Chapter 13

350 49 4
                                    

"Jumin, bagaimana kau tahu aku di sini?"

Nana dan Jumin bersandar pada dinding di sebelah lemari kaca. Komunikasi Jumin terputus kurang lebih 5 menit yang lalu. Ia juga tak dapat menggunakan ponselnya, tak ada satupun signal di laboratorium ini.

"Aku-" Jika Jumin memberitahu Nana bahwa ia telah mengintainya diam-diam, kemungkinan Nana akan marah. "-melacakmu," aku Jumin pasrah, "kau menghilang tanpa kabar. Sehingga aku meminta bantuan temanku untuk mencarimu," imbuh Jumin.

"Untuk apa kau mencariku?"

Ini dia, pertanyaan yang Jumin masih tak tahu apa jawabannya. Pertanyaan dengan rumus terumit, dengan penjabaran tak masuk akal. Jumin sedikit salah tingkah.

"Hmm... Aku...."

"Hm?"

Ucapan Seven kembali terngiang bahwa ia memiliki ketertarikan pada Nana. Suara pintu terbuka menginterupsi obrolan mereka. Sosok berkaos merah dengan tali menyilang di bagian dada muncul. Jaketnya yang ia pakai sembarang mengakibatkan melorot sebelah. Nana dan Jumin otomatis berdiri.

Wajah Nana memutih. Bersembunyi di balik punggung Jumin adalah pilihan yang tepat. Jumin merasakan ujung kaosnya yang tergenggam kuat. Ia yakin bahwa orang yang di hadapannya adalah mimpi buruk Nana.

"Wah... Wah... Wah... Terima kasih, Nana. Berkat kau, aku tak usah bersusah payah membawa CEO ini kemari," ujar Saeran.

Jumin yang bingung hanya meremas tangan Nana lembut.
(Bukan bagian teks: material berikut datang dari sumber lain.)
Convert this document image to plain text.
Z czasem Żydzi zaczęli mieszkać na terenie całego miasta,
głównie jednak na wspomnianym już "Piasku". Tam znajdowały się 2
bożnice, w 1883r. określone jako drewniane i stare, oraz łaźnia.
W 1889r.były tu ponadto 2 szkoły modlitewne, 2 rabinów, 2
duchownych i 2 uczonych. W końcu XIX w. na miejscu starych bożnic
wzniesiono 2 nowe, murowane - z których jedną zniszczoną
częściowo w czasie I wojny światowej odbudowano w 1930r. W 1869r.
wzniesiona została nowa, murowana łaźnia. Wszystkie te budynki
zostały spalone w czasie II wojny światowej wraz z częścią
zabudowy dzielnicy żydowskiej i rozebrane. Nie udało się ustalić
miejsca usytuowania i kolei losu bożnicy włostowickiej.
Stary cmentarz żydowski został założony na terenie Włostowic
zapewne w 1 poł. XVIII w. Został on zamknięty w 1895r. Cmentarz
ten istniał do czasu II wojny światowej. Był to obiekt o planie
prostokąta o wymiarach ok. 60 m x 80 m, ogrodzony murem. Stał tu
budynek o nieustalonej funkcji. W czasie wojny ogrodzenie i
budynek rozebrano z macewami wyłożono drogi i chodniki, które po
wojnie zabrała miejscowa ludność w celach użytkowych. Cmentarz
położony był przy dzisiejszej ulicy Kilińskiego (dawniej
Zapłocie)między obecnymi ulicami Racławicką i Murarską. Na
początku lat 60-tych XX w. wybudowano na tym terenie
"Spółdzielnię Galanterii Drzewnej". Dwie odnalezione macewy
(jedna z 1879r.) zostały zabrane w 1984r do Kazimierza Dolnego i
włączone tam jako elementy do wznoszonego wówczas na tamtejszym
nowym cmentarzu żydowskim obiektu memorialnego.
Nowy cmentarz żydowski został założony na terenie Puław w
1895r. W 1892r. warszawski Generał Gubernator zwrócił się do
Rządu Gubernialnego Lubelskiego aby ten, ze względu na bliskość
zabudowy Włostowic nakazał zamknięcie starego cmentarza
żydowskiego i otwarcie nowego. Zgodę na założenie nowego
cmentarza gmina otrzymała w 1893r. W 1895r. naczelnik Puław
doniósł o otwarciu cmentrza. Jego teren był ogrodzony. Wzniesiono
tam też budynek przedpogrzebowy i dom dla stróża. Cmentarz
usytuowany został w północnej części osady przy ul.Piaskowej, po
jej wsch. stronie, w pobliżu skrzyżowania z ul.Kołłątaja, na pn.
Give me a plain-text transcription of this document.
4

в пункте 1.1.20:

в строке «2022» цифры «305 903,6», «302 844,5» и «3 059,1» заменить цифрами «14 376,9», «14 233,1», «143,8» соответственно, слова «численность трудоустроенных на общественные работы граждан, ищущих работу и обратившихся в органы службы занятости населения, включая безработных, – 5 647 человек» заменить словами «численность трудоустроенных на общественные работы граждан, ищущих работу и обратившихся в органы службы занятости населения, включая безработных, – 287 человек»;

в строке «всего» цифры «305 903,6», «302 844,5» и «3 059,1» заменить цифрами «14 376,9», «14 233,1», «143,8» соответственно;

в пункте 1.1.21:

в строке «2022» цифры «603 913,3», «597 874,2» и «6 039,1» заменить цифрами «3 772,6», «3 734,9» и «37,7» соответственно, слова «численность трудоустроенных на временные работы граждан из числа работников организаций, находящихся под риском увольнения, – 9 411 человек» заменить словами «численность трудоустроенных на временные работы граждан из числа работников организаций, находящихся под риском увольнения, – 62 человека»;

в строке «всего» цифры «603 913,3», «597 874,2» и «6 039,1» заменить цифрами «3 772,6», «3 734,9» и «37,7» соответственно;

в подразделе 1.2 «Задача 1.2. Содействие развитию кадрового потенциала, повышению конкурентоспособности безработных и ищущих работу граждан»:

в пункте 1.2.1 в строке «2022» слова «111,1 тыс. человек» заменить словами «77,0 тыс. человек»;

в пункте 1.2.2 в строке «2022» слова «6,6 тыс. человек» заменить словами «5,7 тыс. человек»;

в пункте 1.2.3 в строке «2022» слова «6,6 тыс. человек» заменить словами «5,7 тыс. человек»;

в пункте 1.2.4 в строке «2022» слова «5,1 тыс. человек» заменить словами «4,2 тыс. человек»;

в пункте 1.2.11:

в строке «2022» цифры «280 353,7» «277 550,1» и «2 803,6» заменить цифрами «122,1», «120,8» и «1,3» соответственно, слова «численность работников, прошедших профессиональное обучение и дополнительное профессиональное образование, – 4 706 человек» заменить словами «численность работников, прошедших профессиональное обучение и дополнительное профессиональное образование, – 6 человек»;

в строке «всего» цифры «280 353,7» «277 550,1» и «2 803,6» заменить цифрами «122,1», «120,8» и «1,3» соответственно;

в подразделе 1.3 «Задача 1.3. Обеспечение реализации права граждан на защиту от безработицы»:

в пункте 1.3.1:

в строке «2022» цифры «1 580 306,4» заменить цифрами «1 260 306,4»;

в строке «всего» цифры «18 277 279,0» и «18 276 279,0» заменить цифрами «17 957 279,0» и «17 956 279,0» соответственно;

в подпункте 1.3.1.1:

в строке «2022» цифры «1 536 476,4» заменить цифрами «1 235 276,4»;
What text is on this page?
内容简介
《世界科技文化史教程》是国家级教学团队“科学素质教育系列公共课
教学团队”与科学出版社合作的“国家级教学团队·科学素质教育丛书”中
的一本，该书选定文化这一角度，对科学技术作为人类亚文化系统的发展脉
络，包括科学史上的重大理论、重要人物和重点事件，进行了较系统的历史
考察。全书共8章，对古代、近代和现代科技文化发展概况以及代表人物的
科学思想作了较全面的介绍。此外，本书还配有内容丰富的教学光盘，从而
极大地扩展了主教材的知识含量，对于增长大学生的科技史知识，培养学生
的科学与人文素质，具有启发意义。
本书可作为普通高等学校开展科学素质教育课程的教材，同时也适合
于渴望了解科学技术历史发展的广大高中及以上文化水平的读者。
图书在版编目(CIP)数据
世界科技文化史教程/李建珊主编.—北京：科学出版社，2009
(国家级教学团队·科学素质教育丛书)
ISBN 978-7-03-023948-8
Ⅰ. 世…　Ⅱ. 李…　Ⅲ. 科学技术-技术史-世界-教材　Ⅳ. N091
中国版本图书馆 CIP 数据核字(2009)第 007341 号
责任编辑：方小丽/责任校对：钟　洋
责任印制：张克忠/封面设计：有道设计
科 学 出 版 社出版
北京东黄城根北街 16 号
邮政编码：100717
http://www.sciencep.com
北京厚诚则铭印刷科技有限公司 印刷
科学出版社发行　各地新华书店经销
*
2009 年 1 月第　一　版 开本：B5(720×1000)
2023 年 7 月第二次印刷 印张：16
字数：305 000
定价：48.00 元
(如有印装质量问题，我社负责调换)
Ia ingin menenangkan gadis malang tersebut. "Kau siapa?"

"Aku? Hahahah! Kau tidak perlu tahu, Jumin!" Saeran terkikik. "Kau akan kubawa ke Paradise. Savior akan sangat senang melihatmu!"

Saeran berancang-ancang. Ia mengambil langkah lebar, berlari ke arah Jumin. Pisau bermata dua yang sebelumnya ia selipkan pada jaketnya sudah berada beberapa centi dari dada Jumin. Refleks, Jumin--bersama Nana--melompat ke kiri. Pisau tersebut hanya menoreh angin.

"Diam di sini," pesan Jumin kepada Nana. Ia memberi tanda untuk bersembunyi di balik meja kayu. Setelah memastikan keamanan Nana, Jumin berbalik menghadap musuhnya.

"Bisa kita mulai?" Saeran melebarkan langkahnya dan berlari. Melihat Saeran yang semakin dekat, Jumin memasang kuda-kuda untuk bersiap. Tidak sia-sia ia belajar bela diri dari dulu.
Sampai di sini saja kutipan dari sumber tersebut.